In the study, published April 19 in the journal Nature, researchers from Stanford University found that plasma from blood in human umbilical cords had a stimulatory effect on the brains of mice. But their performance perked right up after they got shots of plasma derived from human umbilical cord blood, obtained from consenting moms undergoing caesarian sections.
A new study hints that young blood may harbor clues to a "fountain of youth" for older brains. It's unclear, she says, whether a protein in plasma could actually make its way from a mouse's bloodstream into its brain, or that, once there, it could actually impact brain function.
Next, they injected more aging mice with human plasma and tested the animals' ability to remember things. He further said that this study suggests that a factor in human umbilical cord blood could enter the brain and fix some of the processes that are needed for generating new memories, according to The Telegraph.
Like in humans, cognitive function deterioration and hippocampus degeneration were observed in older mice at the beginning of the study.

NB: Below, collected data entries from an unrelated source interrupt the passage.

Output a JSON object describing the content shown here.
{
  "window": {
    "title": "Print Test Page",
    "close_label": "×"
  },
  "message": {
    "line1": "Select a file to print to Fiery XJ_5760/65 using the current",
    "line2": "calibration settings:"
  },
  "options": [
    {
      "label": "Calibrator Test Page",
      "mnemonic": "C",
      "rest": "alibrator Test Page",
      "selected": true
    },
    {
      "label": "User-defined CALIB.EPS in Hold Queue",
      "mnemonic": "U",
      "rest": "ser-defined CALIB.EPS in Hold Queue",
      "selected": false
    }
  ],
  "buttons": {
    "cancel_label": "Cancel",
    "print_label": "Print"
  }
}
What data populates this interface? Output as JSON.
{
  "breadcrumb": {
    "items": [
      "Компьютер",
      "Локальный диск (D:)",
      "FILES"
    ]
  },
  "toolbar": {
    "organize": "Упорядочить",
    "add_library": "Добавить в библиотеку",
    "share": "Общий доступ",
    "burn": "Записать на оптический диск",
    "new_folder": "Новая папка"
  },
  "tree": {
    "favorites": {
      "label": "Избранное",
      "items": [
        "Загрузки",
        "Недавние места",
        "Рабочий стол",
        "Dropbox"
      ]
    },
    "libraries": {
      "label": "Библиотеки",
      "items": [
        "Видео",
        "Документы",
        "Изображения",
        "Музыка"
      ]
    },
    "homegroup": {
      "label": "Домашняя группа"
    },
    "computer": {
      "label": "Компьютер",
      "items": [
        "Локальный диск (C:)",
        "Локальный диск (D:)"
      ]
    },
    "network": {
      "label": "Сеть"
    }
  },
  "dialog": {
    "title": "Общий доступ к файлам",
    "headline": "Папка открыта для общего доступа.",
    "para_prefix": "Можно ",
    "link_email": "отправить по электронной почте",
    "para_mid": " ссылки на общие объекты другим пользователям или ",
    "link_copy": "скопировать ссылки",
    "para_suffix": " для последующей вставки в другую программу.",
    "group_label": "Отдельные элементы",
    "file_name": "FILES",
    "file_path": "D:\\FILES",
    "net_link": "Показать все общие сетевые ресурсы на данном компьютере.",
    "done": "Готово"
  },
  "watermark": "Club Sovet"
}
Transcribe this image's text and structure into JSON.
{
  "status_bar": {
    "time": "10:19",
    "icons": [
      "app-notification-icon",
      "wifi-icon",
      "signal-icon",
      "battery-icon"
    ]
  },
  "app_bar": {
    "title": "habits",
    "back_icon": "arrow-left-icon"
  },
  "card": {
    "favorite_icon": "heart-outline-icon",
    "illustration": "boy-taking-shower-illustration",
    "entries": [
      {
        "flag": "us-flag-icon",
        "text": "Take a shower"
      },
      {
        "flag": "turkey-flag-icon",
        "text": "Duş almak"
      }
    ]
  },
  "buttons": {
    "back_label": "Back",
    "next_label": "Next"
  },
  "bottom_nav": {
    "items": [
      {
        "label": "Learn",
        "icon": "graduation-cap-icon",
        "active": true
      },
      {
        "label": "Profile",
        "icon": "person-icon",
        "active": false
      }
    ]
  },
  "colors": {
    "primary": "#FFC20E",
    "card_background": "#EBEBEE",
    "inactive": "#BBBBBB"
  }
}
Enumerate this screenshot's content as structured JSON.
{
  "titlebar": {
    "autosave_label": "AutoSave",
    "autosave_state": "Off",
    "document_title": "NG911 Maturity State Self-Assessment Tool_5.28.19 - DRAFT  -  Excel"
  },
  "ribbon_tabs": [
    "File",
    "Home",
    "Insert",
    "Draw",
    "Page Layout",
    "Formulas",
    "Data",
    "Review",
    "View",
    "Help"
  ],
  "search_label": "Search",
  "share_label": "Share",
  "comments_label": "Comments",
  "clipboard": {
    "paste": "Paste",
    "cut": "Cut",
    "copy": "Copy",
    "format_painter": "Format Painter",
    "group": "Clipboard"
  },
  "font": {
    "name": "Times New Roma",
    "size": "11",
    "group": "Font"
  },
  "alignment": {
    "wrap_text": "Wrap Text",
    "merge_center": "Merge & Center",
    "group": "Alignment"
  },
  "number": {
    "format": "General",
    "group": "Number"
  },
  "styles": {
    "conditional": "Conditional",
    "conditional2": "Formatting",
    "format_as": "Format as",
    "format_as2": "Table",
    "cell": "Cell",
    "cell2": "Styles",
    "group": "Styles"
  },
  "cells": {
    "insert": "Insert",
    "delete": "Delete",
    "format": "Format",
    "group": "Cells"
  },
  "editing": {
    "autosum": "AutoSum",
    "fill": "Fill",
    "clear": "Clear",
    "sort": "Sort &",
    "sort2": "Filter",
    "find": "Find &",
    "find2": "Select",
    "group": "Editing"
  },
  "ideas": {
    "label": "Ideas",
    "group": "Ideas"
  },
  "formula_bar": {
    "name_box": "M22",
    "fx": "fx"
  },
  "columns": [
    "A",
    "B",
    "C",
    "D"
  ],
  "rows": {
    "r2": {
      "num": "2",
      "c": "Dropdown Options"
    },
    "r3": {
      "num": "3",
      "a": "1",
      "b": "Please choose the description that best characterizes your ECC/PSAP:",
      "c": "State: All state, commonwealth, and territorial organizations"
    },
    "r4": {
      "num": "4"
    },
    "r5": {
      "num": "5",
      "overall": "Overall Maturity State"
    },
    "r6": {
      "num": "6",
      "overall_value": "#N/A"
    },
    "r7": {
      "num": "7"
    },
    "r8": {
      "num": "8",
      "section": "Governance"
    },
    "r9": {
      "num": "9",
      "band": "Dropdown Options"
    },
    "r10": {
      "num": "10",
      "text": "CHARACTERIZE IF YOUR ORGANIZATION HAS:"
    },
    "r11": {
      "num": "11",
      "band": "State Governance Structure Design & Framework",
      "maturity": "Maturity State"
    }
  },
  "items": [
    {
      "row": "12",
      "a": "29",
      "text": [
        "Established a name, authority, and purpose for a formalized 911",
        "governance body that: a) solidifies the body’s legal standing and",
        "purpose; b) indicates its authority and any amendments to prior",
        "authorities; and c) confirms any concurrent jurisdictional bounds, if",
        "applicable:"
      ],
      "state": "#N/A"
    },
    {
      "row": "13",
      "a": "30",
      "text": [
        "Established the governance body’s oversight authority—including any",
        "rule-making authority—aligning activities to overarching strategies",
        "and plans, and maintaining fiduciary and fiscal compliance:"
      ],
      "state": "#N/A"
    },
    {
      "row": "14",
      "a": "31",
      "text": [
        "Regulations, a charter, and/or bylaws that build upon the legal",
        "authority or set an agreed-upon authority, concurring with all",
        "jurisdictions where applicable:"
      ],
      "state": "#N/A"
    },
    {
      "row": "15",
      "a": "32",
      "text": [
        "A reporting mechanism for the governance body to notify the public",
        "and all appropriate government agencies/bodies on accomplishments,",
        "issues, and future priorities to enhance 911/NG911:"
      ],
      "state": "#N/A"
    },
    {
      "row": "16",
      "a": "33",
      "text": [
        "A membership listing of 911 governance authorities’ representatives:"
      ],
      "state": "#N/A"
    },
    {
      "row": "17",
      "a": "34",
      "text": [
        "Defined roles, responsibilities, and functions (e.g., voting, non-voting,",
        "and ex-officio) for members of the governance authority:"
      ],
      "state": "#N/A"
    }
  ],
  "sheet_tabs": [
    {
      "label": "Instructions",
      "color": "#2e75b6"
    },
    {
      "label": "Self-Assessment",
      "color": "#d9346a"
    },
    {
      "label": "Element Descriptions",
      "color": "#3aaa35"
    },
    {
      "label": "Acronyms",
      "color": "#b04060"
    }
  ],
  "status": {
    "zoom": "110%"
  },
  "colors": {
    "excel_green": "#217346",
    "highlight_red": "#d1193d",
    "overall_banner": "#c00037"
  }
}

"It's remarkable something in your blood can influence the way you think", said the study's senior author, Dr Tony Wyss-Coray, PhD, professor of neurology and neurological sciences at Stanford. As part of his work, he and fellow neuroscientist Joseph Castellano, also at Stanford, have started testing plasma collected from the umbilical cords of newborn babies.
The researchers suspected that these age-associated changes might have an effect on the hippocampus, the brain structure critical for "converting experiences into long-term memories" in both humans and mice.
For largely unknown reasons, the hippocampus is especially vulnerable to normal aging, said Wyss-Coray. With advancing age, it degenerates, loses nerve cells and shrinks. "They did not learn better".
When they removed TIMP2 from cord plasma and injected the plasma into mice, they didn't observe any improvement on the memory tests.
The team then analyzed protein changes in human umbilical cord, young adult, and elderly adult plasma, as well as in plasma from mice of different ages, identifying TIMP2 as a candidate plasticity-promoting factor.
The mice with umbilical cord blood performed the best, followed by those who got the blood from young people. Plasma from young adults had less of an impact.
Immune-deficient mice were used in the study to prevent the mice experiencing negative immune reactions from the repeated injections of human plasma. These mice were aged equivalent to 70 human years. And when they injected plasma containing TIMP2 into elderly mice, they again observed improvement in memory and learning tasks.
Decades ago in somewhat grisly experiments, researchers found that sewing together the circulatory systems of an old and young mouse so that they shared the same blood supply rejuvenated the old animals.
New born neurons in the transgenic mouse hippocampus (dentate gyrus) labeled with green fluorescent marker. This is a behavior that is usually forgotten in old age.
Older mice that were given umbilical cord plasma deprived of TIMP2 displayed no valuable change in learning and memory.
Following the TIMP2 administration, scientists discovered that the mice's performance in memory tasks was enhanced vis-à-vis their performance in the same tasks prior to getting the tissue inhibitor.
He goes on to say that the new study by Castellano and his colleagues is an excellent starting point.
"Although the treatments tested here boosted some aspects of learning and memory in mice, we don't know how relevant the findings might be to people", said David Reynolds, chief scientific officer at Alzheimer's Research UK. "A lot of individual factors in blood can improve function".